Esta proposta, assinada pelo líder do CDS Paulo Núncio e pelo deputado João Almeida, está sendo apresentada separadamente das alterações do PSD à mesma legislação, e o Parlamento deve reconsiderar o decreto em plenário na quarta-feira, 16 de setembro.
A legislação foi originalmente aprovada em abril pelo PSD, CDS e Chega, com o PS, Livre, PCP, BE e PAN votando contra, enquanto IL e JPP se abstiveram.
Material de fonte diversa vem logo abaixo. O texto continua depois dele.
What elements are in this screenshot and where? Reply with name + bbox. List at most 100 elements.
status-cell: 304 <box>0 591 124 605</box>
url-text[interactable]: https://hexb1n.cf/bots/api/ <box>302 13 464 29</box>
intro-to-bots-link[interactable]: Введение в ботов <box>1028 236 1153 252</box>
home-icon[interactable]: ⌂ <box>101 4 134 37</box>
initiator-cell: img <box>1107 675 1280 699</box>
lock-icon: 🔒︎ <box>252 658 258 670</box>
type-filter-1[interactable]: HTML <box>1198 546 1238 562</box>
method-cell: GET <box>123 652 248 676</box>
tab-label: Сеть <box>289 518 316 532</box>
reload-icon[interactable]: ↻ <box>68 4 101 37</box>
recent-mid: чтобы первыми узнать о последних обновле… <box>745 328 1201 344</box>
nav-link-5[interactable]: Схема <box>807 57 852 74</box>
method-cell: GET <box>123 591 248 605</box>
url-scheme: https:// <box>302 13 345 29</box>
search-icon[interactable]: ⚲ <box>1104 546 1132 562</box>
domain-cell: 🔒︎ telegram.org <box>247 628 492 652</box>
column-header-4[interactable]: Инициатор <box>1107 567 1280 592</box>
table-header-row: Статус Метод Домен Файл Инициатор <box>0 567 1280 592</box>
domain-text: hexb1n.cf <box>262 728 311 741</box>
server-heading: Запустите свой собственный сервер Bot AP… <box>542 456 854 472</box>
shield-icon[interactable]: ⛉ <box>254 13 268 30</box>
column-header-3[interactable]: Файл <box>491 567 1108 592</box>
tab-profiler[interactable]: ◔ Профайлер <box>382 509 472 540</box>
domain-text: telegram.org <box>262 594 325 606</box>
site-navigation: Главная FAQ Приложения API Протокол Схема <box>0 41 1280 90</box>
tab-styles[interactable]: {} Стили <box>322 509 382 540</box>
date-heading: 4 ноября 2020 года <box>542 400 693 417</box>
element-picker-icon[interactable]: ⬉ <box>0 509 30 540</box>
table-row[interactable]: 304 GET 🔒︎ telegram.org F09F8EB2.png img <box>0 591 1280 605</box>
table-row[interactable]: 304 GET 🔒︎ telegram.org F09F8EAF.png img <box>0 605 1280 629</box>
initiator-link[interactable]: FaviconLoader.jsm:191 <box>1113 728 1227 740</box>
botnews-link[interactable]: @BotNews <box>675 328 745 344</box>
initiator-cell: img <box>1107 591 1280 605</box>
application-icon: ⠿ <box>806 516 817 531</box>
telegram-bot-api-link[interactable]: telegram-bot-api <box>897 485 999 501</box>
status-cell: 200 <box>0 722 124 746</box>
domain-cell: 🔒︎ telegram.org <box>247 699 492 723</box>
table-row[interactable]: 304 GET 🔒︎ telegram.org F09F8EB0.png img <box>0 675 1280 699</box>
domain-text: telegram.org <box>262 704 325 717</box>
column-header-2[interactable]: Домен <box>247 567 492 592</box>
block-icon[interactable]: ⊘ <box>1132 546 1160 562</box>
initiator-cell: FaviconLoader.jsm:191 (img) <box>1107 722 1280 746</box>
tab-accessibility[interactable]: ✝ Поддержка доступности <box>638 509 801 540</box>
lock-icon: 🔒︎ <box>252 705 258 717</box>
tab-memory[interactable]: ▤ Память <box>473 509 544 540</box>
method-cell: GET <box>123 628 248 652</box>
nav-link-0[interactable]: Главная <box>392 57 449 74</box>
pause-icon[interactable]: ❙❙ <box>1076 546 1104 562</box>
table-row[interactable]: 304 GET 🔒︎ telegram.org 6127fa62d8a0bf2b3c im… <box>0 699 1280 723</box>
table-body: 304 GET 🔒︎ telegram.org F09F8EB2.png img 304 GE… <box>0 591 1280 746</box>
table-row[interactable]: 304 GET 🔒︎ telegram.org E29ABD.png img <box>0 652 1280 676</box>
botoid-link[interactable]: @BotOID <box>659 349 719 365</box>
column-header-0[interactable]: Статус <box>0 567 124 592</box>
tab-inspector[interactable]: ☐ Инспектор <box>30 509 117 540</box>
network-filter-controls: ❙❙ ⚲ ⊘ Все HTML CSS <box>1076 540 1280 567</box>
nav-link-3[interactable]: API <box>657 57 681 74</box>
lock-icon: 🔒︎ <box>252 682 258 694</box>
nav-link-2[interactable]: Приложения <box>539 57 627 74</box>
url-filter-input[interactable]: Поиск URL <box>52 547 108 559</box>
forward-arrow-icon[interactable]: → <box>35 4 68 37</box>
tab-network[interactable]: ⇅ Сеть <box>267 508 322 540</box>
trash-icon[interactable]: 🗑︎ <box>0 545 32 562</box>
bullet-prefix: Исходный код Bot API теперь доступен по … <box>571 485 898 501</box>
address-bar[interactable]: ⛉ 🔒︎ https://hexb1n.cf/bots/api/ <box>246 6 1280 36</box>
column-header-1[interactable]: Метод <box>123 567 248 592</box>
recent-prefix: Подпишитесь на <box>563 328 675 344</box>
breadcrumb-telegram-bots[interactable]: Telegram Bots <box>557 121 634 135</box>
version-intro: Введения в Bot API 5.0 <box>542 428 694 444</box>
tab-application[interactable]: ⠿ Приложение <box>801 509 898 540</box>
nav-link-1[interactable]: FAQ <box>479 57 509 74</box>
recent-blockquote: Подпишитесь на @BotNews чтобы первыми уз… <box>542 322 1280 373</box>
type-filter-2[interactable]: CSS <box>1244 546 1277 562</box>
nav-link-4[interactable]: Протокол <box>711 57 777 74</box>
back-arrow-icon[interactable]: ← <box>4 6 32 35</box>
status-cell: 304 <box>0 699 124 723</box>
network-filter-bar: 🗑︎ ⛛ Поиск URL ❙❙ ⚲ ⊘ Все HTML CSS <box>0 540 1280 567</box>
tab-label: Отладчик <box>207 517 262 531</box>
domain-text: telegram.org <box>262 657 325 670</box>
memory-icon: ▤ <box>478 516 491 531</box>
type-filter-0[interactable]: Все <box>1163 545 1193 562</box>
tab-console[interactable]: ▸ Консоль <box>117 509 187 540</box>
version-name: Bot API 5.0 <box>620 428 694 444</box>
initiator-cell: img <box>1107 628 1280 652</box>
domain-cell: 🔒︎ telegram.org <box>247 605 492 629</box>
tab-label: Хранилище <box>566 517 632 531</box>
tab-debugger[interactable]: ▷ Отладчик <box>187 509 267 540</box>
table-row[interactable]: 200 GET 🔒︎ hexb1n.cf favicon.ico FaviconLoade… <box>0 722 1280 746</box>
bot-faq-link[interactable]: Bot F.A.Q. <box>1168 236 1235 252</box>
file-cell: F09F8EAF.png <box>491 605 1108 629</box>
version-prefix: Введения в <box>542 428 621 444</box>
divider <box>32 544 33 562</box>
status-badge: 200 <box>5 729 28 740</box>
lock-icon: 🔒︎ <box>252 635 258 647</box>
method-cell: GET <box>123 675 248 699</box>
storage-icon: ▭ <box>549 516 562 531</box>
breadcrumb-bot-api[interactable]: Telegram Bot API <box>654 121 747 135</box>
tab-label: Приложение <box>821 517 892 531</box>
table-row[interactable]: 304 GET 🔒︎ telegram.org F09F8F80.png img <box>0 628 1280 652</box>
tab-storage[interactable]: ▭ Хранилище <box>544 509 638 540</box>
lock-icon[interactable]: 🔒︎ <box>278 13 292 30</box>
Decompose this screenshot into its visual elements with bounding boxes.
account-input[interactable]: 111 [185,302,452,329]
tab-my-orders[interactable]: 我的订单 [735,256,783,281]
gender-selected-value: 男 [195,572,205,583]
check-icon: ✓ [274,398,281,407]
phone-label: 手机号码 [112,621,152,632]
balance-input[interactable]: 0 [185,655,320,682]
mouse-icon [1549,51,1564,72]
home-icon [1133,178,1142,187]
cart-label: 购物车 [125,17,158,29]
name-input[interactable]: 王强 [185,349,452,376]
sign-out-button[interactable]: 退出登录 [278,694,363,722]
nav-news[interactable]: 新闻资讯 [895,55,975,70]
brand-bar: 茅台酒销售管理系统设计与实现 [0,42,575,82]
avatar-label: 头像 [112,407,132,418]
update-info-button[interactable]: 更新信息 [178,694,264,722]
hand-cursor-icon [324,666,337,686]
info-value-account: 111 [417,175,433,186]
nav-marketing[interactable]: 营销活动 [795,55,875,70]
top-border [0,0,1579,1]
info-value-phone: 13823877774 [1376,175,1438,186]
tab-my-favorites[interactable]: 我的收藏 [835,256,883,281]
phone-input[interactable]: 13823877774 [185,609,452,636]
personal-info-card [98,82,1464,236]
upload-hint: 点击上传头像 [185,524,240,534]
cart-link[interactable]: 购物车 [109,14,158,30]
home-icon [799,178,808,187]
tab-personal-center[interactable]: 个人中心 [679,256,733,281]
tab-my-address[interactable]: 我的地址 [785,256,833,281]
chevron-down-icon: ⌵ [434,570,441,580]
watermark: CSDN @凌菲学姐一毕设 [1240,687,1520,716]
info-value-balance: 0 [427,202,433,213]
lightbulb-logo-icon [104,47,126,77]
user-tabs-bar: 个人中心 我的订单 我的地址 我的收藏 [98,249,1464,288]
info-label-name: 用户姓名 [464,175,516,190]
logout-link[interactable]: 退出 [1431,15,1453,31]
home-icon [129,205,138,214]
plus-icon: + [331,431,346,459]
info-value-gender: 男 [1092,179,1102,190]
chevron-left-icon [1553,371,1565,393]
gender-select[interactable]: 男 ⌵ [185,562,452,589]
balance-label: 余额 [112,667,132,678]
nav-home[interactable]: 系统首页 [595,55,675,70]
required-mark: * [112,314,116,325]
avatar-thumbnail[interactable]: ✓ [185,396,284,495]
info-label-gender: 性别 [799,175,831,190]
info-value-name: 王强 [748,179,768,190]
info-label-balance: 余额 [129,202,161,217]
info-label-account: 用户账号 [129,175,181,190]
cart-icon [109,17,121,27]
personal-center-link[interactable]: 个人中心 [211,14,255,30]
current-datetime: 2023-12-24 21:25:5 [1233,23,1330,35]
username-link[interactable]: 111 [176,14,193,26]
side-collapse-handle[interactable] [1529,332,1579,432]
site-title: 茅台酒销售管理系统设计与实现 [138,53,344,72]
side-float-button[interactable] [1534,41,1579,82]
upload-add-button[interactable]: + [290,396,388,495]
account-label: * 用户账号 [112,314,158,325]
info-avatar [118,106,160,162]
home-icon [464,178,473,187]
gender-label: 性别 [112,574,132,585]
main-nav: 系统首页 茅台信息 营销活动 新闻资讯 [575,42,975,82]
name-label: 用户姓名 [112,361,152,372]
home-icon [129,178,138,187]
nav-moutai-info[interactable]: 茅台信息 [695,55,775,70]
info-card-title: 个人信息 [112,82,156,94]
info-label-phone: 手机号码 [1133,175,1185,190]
Posteriormente, foi enviado ao presidente António José Seguro para promulgação, mas ele o devolveu ao Parlamento sem assiná-lo em 10 de junho.
Em sua mensagem de veto, Seguro levantou preocupações sobre vários aspectos da legislação, incluindo a distinção feita entre causas humanitárias e posições políticas ou partidárias, questionando o uso de termos como “bandeira ideológica” e “bandeira associativa”, argumentando que eles não estavam claramente definidos e poderiam levar à incerteza sobre como a lei seria aplicada.
Remoção do artigo
A proposta do CDS remove o artigo 4, que estabelecia quais bandeiras não seriam permitidas em edifícios ou espaços públicos, e essa disposição afirmava que bandeiras diferentes das reconhecidas pela legislação não poderiam ser exibidas, incluindo aquelas de natureza “ideológica, política ou associativa
”.Além disso, também descartou bandeiras de origem estrangeira, exceto quando usadas como parte de eventos diplomáticos ou protocolares oficiais.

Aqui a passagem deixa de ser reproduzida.